Compass Directions and the Changing Magnetic North: Why It Matters

compass in hand
Compass directions can be a confusing point in feng shui. In traditional feng shui actual compass directions are used to identify the eight sectors of each property. In western feng shui, each of the eight directions are symbolic, depending on how you enter the space.

There are three “norths” and sometimes the question “which north do I use?” pops up. The answer is: Use north as indicated by your compass. This is the magnetic north. This makes sense in feng shui. Magnetic north is linked to the ebb and flow of liquid iron in the earth’s core. It’s dynamic energy and it changes over time, just as chi does.

The three norths are:

True North: which is stationary. It’s the location of the north pole at the northern end of our planet.

Geomagnetic North: which is the northern end of the planets’ magnetic field, located off the coast of Greenland.

Magnetic North: is where the magnetic field lines point vertically down. This location is used by compasses. In recent years magnetic north has been changing more rapidly. This is the measure that is also used by navigation systems, so it’s important that model makers stay abreast of the acceleration of shifts.

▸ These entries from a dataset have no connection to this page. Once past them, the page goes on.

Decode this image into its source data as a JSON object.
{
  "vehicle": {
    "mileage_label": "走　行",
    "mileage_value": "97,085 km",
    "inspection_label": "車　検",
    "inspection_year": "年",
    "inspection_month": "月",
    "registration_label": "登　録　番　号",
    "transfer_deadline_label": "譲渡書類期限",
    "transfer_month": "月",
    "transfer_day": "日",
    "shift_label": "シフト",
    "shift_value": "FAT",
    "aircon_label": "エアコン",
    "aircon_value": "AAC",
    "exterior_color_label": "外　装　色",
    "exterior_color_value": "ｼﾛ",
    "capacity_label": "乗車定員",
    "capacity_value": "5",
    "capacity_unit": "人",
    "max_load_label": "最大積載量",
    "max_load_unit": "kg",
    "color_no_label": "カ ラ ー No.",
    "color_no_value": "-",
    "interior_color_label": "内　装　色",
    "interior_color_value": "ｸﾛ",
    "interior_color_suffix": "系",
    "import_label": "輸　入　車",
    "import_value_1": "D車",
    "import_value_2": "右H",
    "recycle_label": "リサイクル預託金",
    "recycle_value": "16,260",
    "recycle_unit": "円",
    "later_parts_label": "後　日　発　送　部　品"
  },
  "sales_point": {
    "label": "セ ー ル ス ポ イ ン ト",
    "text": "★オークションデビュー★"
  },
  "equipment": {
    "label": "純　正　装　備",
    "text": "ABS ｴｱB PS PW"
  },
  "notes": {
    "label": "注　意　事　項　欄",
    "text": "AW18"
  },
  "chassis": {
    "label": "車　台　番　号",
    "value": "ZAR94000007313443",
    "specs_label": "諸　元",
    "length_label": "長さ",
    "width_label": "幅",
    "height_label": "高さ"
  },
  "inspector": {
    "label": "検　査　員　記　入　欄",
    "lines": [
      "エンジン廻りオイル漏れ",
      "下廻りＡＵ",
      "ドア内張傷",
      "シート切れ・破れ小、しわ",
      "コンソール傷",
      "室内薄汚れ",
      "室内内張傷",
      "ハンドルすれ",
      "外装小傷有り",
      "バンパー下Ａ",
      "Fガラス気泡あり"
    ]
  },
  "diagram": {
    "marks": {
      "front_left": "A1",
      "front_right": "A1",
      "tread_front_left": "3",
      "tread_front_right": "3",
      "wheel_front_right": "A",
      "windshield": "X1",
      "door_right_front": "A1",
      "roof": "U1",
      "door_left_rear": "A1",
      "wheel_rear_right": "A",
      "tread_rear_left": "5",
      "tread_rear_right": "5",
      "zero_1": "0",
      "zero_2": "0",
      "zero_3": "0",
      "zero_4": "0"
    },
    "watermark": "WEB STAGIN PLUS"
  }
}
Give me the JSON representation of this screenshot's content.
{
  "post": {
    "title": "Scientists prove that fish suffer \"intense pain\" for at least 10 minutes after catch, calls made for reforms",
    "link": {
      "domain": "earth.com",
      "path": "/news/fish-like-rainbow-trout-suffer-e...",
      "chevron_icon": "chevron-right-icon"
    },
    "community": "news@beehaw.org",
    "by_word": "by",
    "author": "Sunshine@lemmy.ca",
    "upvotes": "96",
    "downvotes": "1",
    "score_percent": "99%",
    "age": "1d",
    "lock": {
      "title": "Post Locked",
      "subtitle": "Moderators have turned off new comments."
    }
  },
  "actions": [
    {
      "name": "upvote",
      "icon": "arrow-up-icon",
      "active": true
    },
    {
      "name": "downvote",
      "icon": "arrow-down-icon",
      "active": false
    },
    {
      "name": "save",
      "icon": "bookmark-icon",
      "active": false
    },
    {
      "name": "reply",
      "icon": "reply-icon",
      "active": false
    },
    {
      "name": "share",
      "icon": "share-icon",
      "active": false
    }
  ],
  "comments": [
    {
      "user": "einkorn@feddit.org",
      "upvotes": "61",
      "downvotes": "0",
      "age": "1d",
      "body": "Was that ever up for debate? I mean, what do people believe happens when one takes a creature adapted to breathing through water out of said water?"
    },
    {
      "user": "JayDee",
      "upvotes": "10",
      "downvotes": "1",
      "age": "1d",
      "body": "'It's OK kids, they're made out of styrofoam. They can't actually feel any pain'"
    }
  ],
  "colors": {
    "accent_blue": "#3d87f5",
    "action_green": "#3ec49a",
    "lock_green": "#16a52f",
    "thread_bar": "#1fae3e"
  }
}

The Government Shutdown Also Shutdown Map Updates

National Geographic Magazine published an article about this after the 33-day USA government shutdown. A magnetic model that’s used for navigation is published every five years and is updated regularly, it’s known as The World Magnetic Model. The next update is due in 2020. The regular reports were not updated during the shutdown and when they were, significant shifts were noticed. The magnetic north is shifting at an accelerated pace.

Magnetic north used to move a few hundred feet each day, resulting in about seven miles each year. Since 2000, the shift is about 34 miles each year, a significant acceleration. The reasons are not clear.

The shift impacts magnetic navigation systems and primarily influences travel at the 55th degree parallel and north. The 55-degree parallel crosses Quebec, Labrador, Newfoundland, Northern Ireland, Scotland, Denmark, part of Russia, the Gulf of Alaska and back into Canada. Although the model is primarily used for military and flight purposes, modern day applications include things such as Google Earth and Google maps, which are used by many.

The bottom line is that the shifts do not affect the compass directions we take and use for feng shui.